To celebrate Machen’s 150th birthday and the fifteenth
year of the Friends of Arthur Machen on March 3rd 2013 the society published a new edition of
Eleusinia. This poem on the Eleusinian mysteries of Ancient Greece was the
first published work by Arthur Machen written when he was 17 years old. It was originally published as a 16 page pamphlet in Hereford in 1881 and was limited to
100 copies. Incredibly
rare an original copy of Eleusinia is worth an estimated £25,000 and is keenly sought after by book collectors. If your hunt for Eleusinia has been unsuccessful thus far then this new edition is the closest you will find to an original.
This edition of Eleusinia is a 60 page perfect bound
hardback, limited to 300 copies, with a beautiful dust jacket showing a tree
covered misty landscape besides the river Usk. Ably edited by Jon Preece this
will become the definitive edition of the poem for anyone seriously interested
in Machen’s work, correcting errors in the Necronomicon press edition of 1988
and adding much besides. It contains a full colour reprint of the copy of Eleusinia in Yale University library,
which originally belonged to Machen’s father, and which features Machen’s own
handwritten alterations to the text.
The mysteries within Eleusinia are examined in over thirty pages of commentary. Arthur
Machen’s own revealing essay “Beneath the Barley - On the Origins of Eleusinia”
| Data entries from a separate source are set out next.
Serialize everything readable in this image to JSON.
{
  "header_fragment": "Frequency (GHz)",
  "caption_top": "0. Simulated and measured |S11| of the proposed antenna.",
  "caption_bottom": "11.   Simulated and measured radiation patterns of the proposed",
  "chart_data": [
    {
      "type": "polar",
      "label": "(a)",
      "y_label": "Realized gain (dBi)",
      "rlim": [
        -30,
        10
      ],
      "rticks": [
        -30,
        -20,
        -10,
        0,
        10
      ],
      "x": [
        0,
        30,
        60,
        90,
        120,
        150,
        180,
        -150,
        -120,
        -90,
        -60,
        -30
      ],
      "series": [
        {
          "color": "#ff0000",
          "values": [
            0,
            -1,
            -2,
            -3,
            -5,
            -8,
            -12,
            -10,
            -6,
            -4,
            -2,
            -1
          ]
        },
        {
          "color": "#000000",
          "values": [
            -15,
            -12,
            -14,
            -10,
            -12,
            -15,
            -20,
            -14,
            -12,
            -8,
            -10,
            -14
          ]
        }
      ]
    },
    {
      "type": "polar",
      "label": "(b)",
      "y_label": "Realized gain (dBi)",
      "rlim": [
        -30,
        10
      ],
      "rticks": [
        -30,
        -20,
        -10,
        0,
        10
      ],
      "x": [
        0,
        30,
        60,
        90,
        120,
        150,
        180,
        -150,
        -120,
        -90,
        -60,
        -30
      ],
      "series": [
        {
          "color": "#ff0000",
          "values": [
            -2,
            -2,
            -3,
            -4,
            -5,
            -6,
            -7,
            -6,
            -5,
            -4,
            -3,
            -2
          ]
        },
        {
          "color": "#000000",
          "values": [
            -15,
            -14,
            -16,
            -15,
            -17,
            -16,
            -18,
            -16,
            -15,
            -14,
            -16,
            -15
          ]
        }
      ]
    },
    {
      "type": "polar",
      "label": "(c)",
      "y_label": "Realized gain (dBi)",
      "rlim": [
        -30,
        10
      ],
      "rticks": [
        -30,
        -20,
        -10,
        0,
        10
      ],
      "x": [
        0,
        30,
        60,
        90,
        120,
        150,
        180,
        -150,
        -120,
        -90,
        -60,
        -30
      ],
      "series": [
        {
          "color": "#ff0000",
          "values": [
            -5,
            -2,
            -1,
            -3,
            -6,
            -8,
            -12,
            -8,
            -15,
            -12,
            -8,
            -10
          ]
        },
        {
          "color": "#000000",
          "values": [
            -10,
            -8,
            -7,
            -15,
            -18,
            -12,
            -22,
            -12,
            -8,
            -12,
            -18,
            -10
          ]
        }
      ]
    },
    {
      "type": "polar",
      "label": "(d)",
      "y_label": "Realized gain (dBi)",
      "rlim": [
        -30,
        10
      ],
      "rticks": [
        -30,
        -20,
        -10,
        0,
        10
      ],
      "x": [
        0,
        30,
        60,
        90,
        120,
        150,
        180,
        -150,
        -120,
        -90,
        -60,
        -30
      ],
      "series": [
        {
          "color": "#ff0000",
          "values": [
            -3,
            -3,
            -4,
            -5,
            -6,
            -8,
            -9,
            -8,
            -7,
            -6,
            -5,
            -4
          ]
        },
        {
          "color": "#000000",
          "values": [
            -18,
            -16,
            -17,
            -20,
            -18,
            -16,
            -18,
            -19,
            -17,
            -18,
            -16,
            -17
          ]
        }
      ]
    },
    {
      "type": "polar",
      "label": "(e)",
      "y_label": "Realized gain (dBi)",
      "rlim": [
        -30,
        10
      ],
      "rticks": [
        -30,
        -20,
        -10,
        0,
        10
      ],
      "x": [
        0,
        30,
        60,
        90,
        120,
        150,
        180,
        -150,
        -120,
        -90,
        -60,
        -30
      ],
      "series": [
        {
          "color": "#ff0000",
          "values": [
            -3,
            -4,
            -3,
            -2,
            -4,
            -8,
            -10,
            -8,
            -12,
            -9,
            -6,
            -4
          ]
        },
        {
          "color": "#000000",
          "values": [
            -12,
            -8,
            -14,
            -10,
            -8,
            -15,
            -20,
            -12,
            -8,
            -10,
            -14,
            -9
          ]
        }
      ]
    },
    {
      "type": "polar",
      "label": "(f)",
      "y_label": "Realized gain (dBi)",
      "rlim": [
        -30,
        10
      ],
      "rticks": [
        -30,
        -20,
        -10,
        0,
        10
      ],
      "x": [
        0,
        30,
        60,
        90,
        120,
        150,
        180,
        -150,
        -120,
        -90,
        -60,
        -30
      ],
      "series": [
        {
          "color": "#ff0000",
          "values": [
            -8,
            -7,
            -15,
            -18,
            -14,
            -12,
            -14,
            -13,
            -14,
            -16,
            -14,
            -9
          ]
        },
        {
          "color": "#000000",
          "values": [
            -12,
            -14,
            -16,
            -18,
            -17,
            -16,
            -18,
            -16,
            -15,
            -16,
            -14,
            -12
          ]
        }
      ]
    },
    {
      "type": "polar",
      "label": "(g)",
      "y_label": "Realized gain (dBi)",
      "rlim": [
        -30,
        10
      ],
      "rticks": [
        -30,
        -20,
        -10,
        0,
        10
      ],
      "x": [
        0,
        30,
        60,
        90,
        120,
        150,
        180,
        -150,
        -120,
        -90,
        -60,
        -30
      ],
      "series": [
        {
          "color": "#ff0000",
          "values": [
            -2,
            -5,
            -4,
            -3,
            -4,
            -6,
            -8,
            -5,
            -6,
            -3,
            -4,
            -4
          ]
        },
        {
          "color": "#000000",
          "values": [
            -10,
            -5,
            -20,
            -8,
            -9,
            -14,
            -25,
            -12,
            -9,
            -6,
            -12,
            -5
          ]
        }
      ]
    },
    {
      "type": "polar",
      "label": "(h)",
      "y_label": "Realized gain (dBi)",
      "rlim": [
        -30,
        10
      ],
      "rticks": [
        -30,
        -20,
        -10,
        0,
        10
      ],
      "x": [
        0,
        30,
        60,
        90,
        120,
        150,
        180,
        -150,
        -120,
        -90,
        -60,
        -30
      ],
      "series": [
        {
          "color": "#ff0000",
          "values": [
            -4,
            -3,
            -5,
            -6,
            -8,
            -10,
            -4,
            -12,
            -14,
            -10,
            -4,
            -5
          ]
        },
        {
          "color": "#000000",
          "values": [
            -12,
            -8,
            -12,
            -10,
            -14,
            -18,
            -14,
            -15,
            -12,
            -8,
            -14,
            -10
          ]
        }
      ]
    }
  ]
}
is reprinted alongside other important comments he made on the poem. Godfrey
Brangham talks about the interesting bibliographical history of Eleusinia and
the fanatical collectors who still hunt a copy. Gwilym Games unveils the
original source Machen used for the poem as well as examining the biographical
context in which Machen wrote. Dan Corrick examines the background to the Mysteries in Greece and the ongoing influence of the Mysteries in Machen’s work
from The Great God Pan onwards.
Eleusinia is often merely regarded as bibliographical oddity and Machen himself held it in little regard, but this
commentary reveals how much the work, for all its youthful flaws, echoes Machen’s
interests for the rest of his life.
This edition of Eleusinia is free to subscribers of the
Friends of Arthur Machen while stock lasts.